Case ID: ad2d_169/html/0961-01.html
Source: Caselaw Access Project
Author: {"author": "Harvey, J.", "license": "Public Domain", "url": "https://static.case.law/"}
Date Created: 2024-08-24T03:29:51.129683

John Fieldy, Appellant, v John P. Weimer, Respondent.
   Harvey, J.

Appeal from a judgment of the Supreme Court (Bradley, J.), entered April 5, 1990 in Ulster County, upon a verdict rendered in favor of defendant.
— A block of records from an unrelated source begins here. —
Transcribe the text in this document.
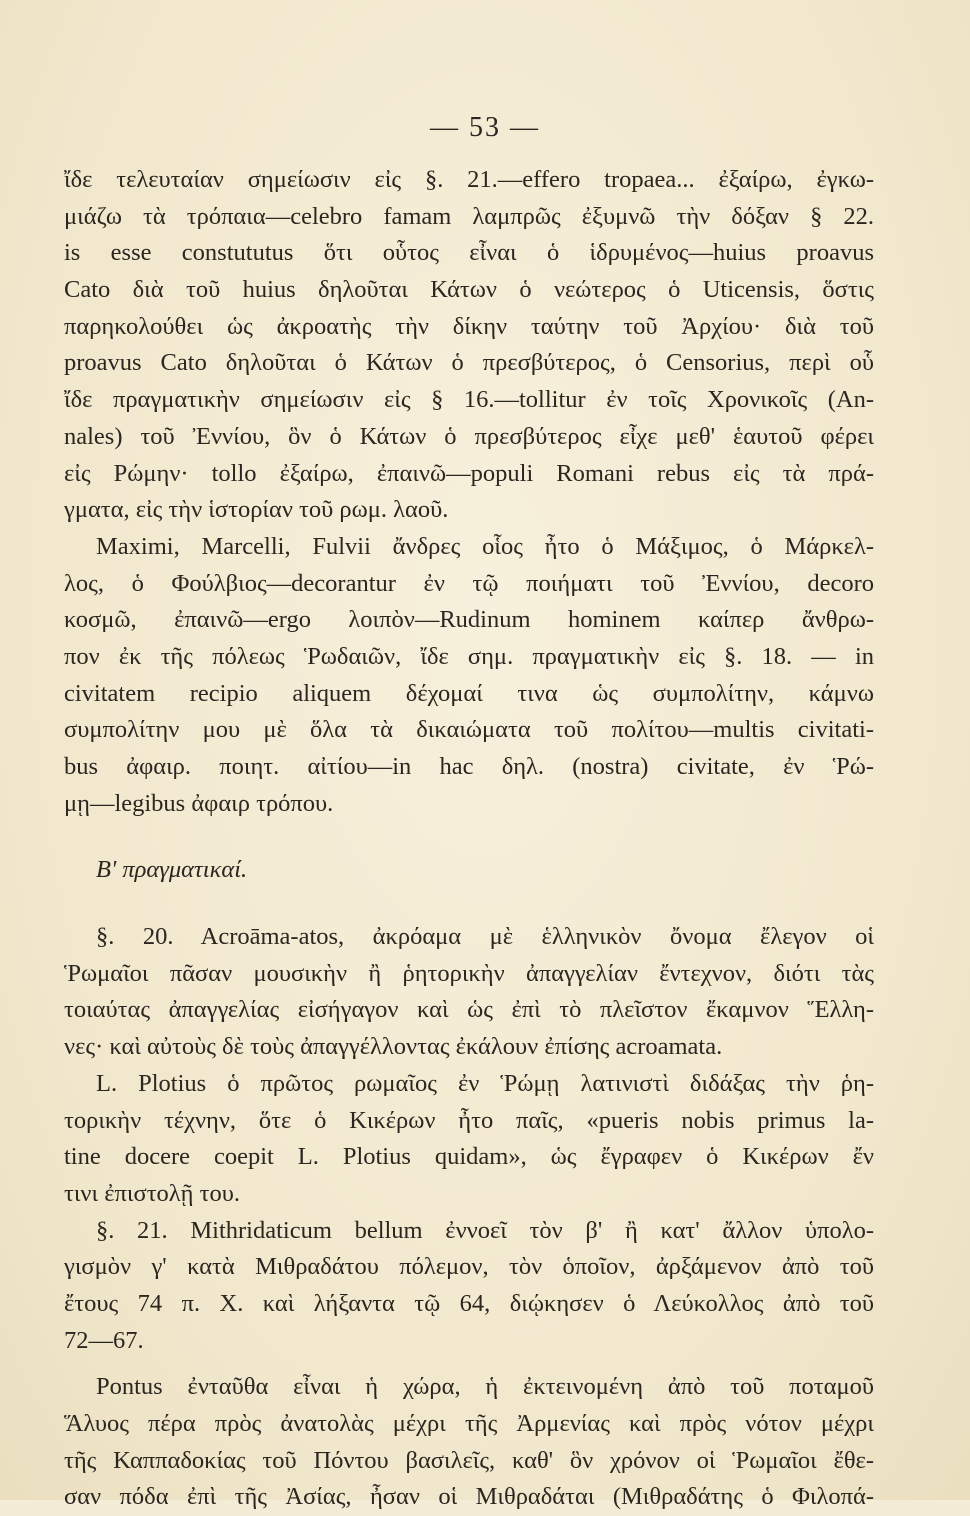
— 53 —
ἴδε τελευταίαν σημείωσιν εἰς §. 21.—effero tropaea... ἐξαίρω, ἐγκω-
μιάζω τὰ τρόπαια—celebro famam λαμπρῶς ἐξυμνῶ τὴν δόξαν § 22.
is esse constututus ὅτι οὗτος εἶναι ὁ ἱδρυμένος—huius proavus
Cato διὰ τοῦ huius δηλοῦται Κάτων ὁ νεώτερος ὁ Uticensis, ὅστις
παρηκολούθει ὡς ἀκροατὴς τὴν δίκην ταύτην τοῦ Ἀρχίου· διὰ τοῦ
proavus Cato δηλοῦται ὁ Κάτων ὁ πρεσβύτερος, ὁ Censorius, περὶ οὗ
ἴδε πραγματικὴν σημείωσιν εἰς § 16.—tollitur ἐν τοῖς Χρονικοῖς (An-
nales) τοῦ Ἐννίου, ὃν ὁ Κάτων ὁ πρεσβύτερος εἶχε μεθ' ἑαυτοῦ φέρει
εἰς Ρώμην· tollo ἐξαίρω, ἐπαινῶ—populi Romani rebus εἰς τὰ πρά-
γματα, εἰς τὴν ἱστορίαν τοῦ ρωμ. λαοῦ.
Maximi, Marcelli, Fulvii ἄνδρες οἷος ἦτο ὁ Μάξιμος, ὁ Μάρκελ-
λος, ὁ Φούλβιος—decorantur ἐν τῷ ποιήματι τοῦ Ἐννίου, decoro
κοσμῶ, ἐπαινῶ—ergo λοιπὸν—Rudinum hominem καίπερ ἄνθρω-
πον ἐκ τῆς πόλεως Ῥωδαιῶν, ἴδε σημ. πραγματικὴν εἰς §. 18. — in
civitatem recipio aliquem δέχομαί τινα ὡς συμπολίτην, κάμνω
συμπολίτην μου μὲ ὅλα τὰ δικαιώματα τοῦ πολίτου—multis civitati-
bus ἀφαιρ. ποιητ. αἰτίου—in hac δηλ. (nostra) civitate, ἐν Ῥώ-
μῃ—legibus ἀφαιρ τρόπου.
Β' πραγματικαί.
§. 20. Acroāma-atos, ἀκρόαμα μὲ ἑλληνικὸν ὄνομα ἔλεγον οἱ
Ῥωμαῖοι πᾶσαν μουσικὴν ἢ ῥητορικὴν ἀπαγγελίαν ἔντεχνον, διότι τὰς
τοιαύτας ἀπαγγελίας εἰσήγαγον καὶ ὡς ἐπὶ τὸ πλεῖστον ἔκαμνον Ἕλλη-
νες· καὶ αὐτοὺς δὲ τοὺς ἀπαγγέλλοντας ἐκάλουν ἐπίσης acroamata.
L. Plotius ὁ πρῶτος ρωμαῖος ἐν Ῥώμῃ λατινιστὶ διδάξας τὴν ῥη-
τορικὴν τέχνην, ὅτε ὁ Κικέρων ἦτο παῖς, «pueris nobis primus la-
tine docere coepit L. Plotius quidam», ὡς ἔγραφεν ὁ Κικέρων ἔν
τινι ἐπιστολῇ του.
§. 21. Mithridaticum bellum ἐννοεῖ τὸν β' ἢ κατ' ἄλλον ὑπολο-
γισμὸν γ' κατὰ Μιθραδάτου πόλεμον, τὸν ὁποῖον, ἀρξάμενον ἀπὸ τοῦ
ἔτους 74 π. Χ. καὶ λήξαντα τῷ 64, διῴκησεν ὁ Λεύκολλος ἀπὸ τοῦ
72—67.
Pontus ἐνταῦθα εἶναι ἡ χώρα, ἡ ἐκτεινομένη ἀπὸ τοῦ ποταμοῦ
Ἅλυος πέρα πρὸς ἀνατολὰς μέχρι τῆς Ἀρμενίας καὶ πρὸς νότον μέχρι
τῆς Καππαδοκίας τοῦ Πόντου βασιλεῖς, καθ' ὃν χρόνον οἱ Ῥωμαῖοι ἔθε-
σαν πόδα ἐπὶ τῆς Ἀσίας, ἦσαν οἱ Μιθραδάται (Μιθραδάτης ὁ Φιλοπά-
Plaintiff commenced this action seeking to recover damages for injuries sustained when he was struck by an automobile operated by defendant while plaintiff was walking along Forest Road in Ulster County on September 17, 1986 at approximately 9:00 p.m. On the day of the accident both plaintiff and defendant were traveling in an easterly direction on Forest Road. Road conditions were good that day and the streets were dry. While Forest Road was relatively level, it had no shoulders or curb for a pedestrian to walk. Furthermore, the street was very dark and there were no streetlights in the vicinity of the accident. The permitted speed limit in the area of the accident was 55 miles per hour and defendant testified that he was driving approximately 50 miles per hour at the time he hit plaintiff. Defendant stated that he was using low beams on his car and that he did not see plaintiff until plaintiff was in front of the passenger side of his car. Defendant testified that he turned to the left to avoid plaintiff but that plaintiff nonetheless came in contact with the passenger side of his car.

As a full-time resident at the Mid-Hudson Psychiatric Center, plaintiff did not testify at trial but his deposition was introduced into evidence. In it, plaintiff admitted that he had been drinking for several hours before he decided to jog home on Forest Road. Since the road had no shoulder he had to jog on the edge of the road. At the time, plaintiff was dressed in a dark coat, blue jeans and brown shoes, and was listening to a portable radio with headphones. Plaintiff admitted having tripped toward the roadway just before the accident but he did not remember the accident itself. Shortly before the collision, plaintiff was passed on the road by at least one car, driven by Christine Winters, a nonparty witness. Winters testified that at the point she approached plaintiff she could only see him because of light provided by an oncoming car combined with a streetlight located at that point. She could not see plaintiff in the illumination of her own headlights. Winters testified that she noticed that plaintiff was wearing dark clothing and headphones. He also seemed to be stepping in and out of the road so she had to wait for the oncoming car to pass her so that she could pull into the opposite lane and thereby avoid hitting plaintiff. Following the conclusion of all evidence, the jury returned a verdict in favor of defendant. Plaintiff’s motion to set aside the verdict as against the weight of the evidence was denied and this appeal followed. There must be an affirmance.

We reject plaintiff’s contention that Supreme Court erred in denying plaintiff’s motion to set aside the jury verdict as against the weight of the evidence. "A verdict may be successfully challenged as against the weight of the evidence only when the evidence preponderates so greatly in the movant’s favor that the jury could not have reached its conclusion on any fair interpretation of the evidence” (Frasier v McIlduff, 161 AD2d 856, 858; accord, Sprung v O’Brien, 168 AD2d 755). In our view, such a circumstance has not been presented in the case at bar.

Here, there was ample evidence at trial to support the jury’s verdict. Not only is it undisputed that plaintiff was wearing dark clothing and headphones on an unlit dark street, but it is also undisputed that he had been drinking and had stumbled into the road at least once before defendant approached him. From this evidence, a jury could reasonably infer that plaintiff, practically invisible to oncoming cars and unable to hear them approaching, stumbled into defendant’s path. In the absence of evidence that defendant was speeding or driving imprudently, it was well within the jury’s province to find, as it did, for defendant. While plaintiff labels defendant’s testimony that he did not see him "incredible”, it was for the jury to assess the credibility of witnesses (see, Buchberger v Barrack, 151 AD2d 632, 633), and we do not find its assessment unreasonable under the circumstances.

Judgment affirmed, without costs. Mahoney, P. J., Casey, Levine, Mercure and Harvey, JJ., concur.